By Tambay A. Obenson | Shadow and Act January 8, 2013 at 2:56PM
Leslie Harris came along during what I'd call the golden 90s - when there was promise of a "revival" or a new wave in black cinema; one that seemed to flutter, wasn't sustained, and never fully actualized.
Her debut feature (her only feature film that I'm aware of) Just Another Girl On The I.R.T., is a coming-of-age story about an African American teenage girl (Chantel) from a working-class family in Brooklyn, with dreams of going to college, and becoming a doctor. Chantel is a smart student, despite all the challenges she faces - the responsibility of taking care of her brothers, working a part-time job at a local grocery store, all while also going to school full-time. However, her dreams are challenged when she becomes pregnant.
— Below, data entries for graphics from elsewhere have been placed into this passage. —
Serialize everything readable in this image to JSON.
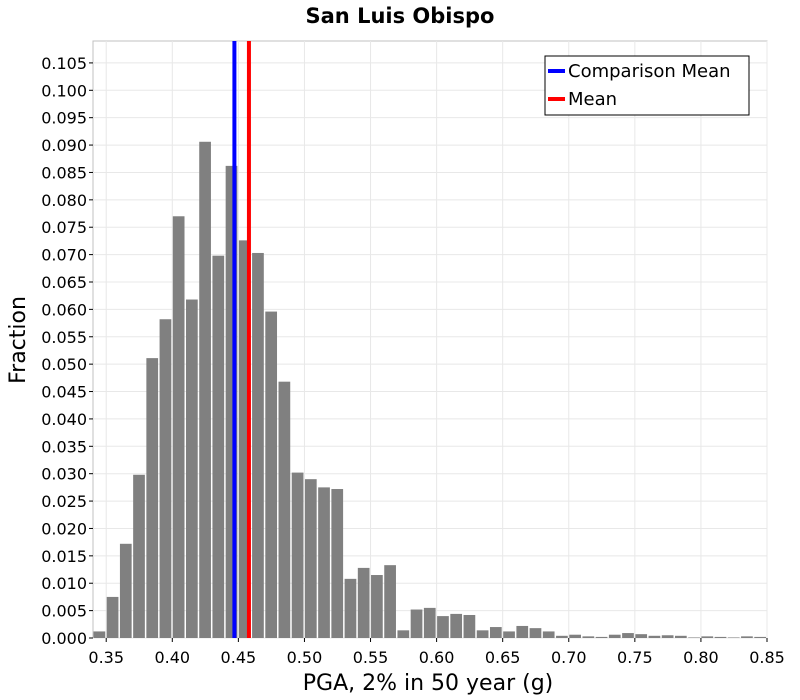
{
  "chart_data": {
    "type": "bar",
    "title": "San Luis Obispo",
    "xlabel": "PGA, 2% in 50 year (g)",
    "ylabel": "Fraction",
    "xlim": [
      0.34,
      0.85
    ],
    "ylim": [
      0,
      0.109
    ],
    "bin_width": 0.01,
    "grid": true,
    "legend_position": "top-right",
    "x_ticks": [
      "0.35",
      "0.40",
      "0.45",
      "0.50",
      "0.55",
      "0.60",
      "0.65",
      "0.70",
      "0.75",
      "0.80",
      "0.85"
    ],
    "y_ticks": [
      "0.000",
      "0.005",
      "0.010",
      "0.015",
      "0.020",
      "0.025",
      "0.030",
      "0.035",
      "0.040",
      "0.045",
      "0.050",
      "0.055",
      "0.060",
      "0.065",
      "0.070",
      "0.075",
      "0.080",
      "0.085",
      "0.090",
      "0.095",
      "0.100",
      "0.105"
    ],
    "bins": [
      0.34,
      0.35,
      0.36,
      0.37,
      0.38,
      0.39,
      0.4,
      0.41,
      0.42,
      0.43,
      0.44,
      0.45,
      0.46,
      0.47,
      0.48,
      0.49,
      0.5,
      0.51,
      0.52,
      0.53,
      0.54,
      0.55,
      0.56,
      0.57,
      0.58,
      0.59,
      0.6,
      0.61,
      0.62,
      0.63,
      0.64,
      0.65,
      0.66,
      0.67,
      0.68,
      0.69,
      0.7,
      0.71,
      0.72,
      0.73,
      0.74,
      0.75,
      0.76,
      0.77,
      0.78,
      0.79,
      0.8,
      0.81,
      0.82,
      0.83,
      0.84
    ],
    "values": [
      0.0012,
      0.0075,
      0.0172,
      0.0298,
      0.0511,
      0.0582,
      0.077,
      0.0618,
      0.0906,
      0.0698,
      0.0862,
      0.0726,
      0.0703,
      0.0596,
      0.0468,
      0.0302,
      0.029,
      0.0275,
      0.0272,
      0.0108,
      0.0128,
      0.0115,
      0.0133,
      0.0014,
      0.0052,
      0.0055,
      0.004,
      0.0044,
      0.0042,
      0.0014,
      0.002,
      0.0012,
      0.0022,
      0.0018,
      0.0012,
      0.0004,
      0.0006,
      0.0003,
      0.0002,
      0.0006,
      0.0009,
      0.0007,
      0.0004,
      0.0005,
      0.0004,
      0.0001,
      0.0003,
      0.0002,
      0.0001,
      0.0003,
      0.0002
    ],
    "bar_color": "#808080",
    "lines": [
      {
        "name": "Comparison Mean",
        "x": 0.447,
        "color": "#0000ff"
      },
      {
        "name": "Mean",
        "x": 0.458,
        "color": "#ff0000"
      }
    ]
  }
}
The film was made with $100,000 in 1992, played at the 1993 Sundance Film Festival (where it won a Special Jury Prize), Toronto Film Festival, Tokyo Film Festival and others, and was picked up for distribution by the then Weinstein brothers-run Miramax, who released the film in theatres in March 1993, where it grossed an impressive $479,000 (or about $735,000 in today's dollars).
The film was mostly well-received by critics. I haven't watched it in very long time - many years ago; I do remember thinking it to be well-intentioned, topical and energetic, but uneven in its staging and performances, and heavy-handed in delivering its message.
But for a film of its budget at the time (pre- the digitial cinema explosion that would come about a decade later), it did its job.
I'll have to re-watch and re-visit it on this blog in the near future. My perspective on it might be different.
But those of you in NYC should know that, this Thursday, January 10th, at 7pm, there will be a 20th Anniversary screening of Just Another Girl on the I.R.T. at 92YTribeca, which will be followed by a panel discussion with director Leslie Harris, star of the film Ariyan Johnson, and writer Nelson George moderated by Uptown Magazine’s Angela Bronner Helm.
Tickets are $12 general admission, or $8 for 92YTribeca Film Club Members.
If Leslie Harris made another feature film, we missed it. After Just Another Girl on the I.R.T., she directed a short film titled Bessie Coleman: A Dream to Fly, a year later, in 1993.
I do recall receiving an email in mid-2010, informing me that Harris was casting for her second feature, titled I Love Cinema, which was described as a "sexy satirical comedy."
The casting notice doesn't contained the following description:
I LOVE CINEMA subtitled OR HOW A WOMAN SURVIVES IN A ‘SO-CALLED’ POST-RACIAL WORLD, is a satirical comedy that is sexy, fun and political. I LOVE CINEMA uses humor, irony and pathos to expose some of the absurd and outrageous attitudes that exist in on today’s college campuses in a so-called post-racial world.
I performed a Google search for it jut before posting this item, and discovered that she actually tried to raise funds for it via Kickstarter last October (2012). We certainly didn't know about it, because I'm sure that if I received notice of this, it would've been posted here.
Harris wasn't successful in raising the $32,000 her campaign was seeking.
I did also find a Facebook page for the project, but not much to update you on since the Kickstarter campaign ended.
But with renewed interest in I.R.T., on its 20th anniversary, maybe she could use that to drum up support for I Love Cinema.
I won't be able to make this Thursday night's event; although I hope to have someone there repping S&A with questions, like, what's the status of I Love Cinema?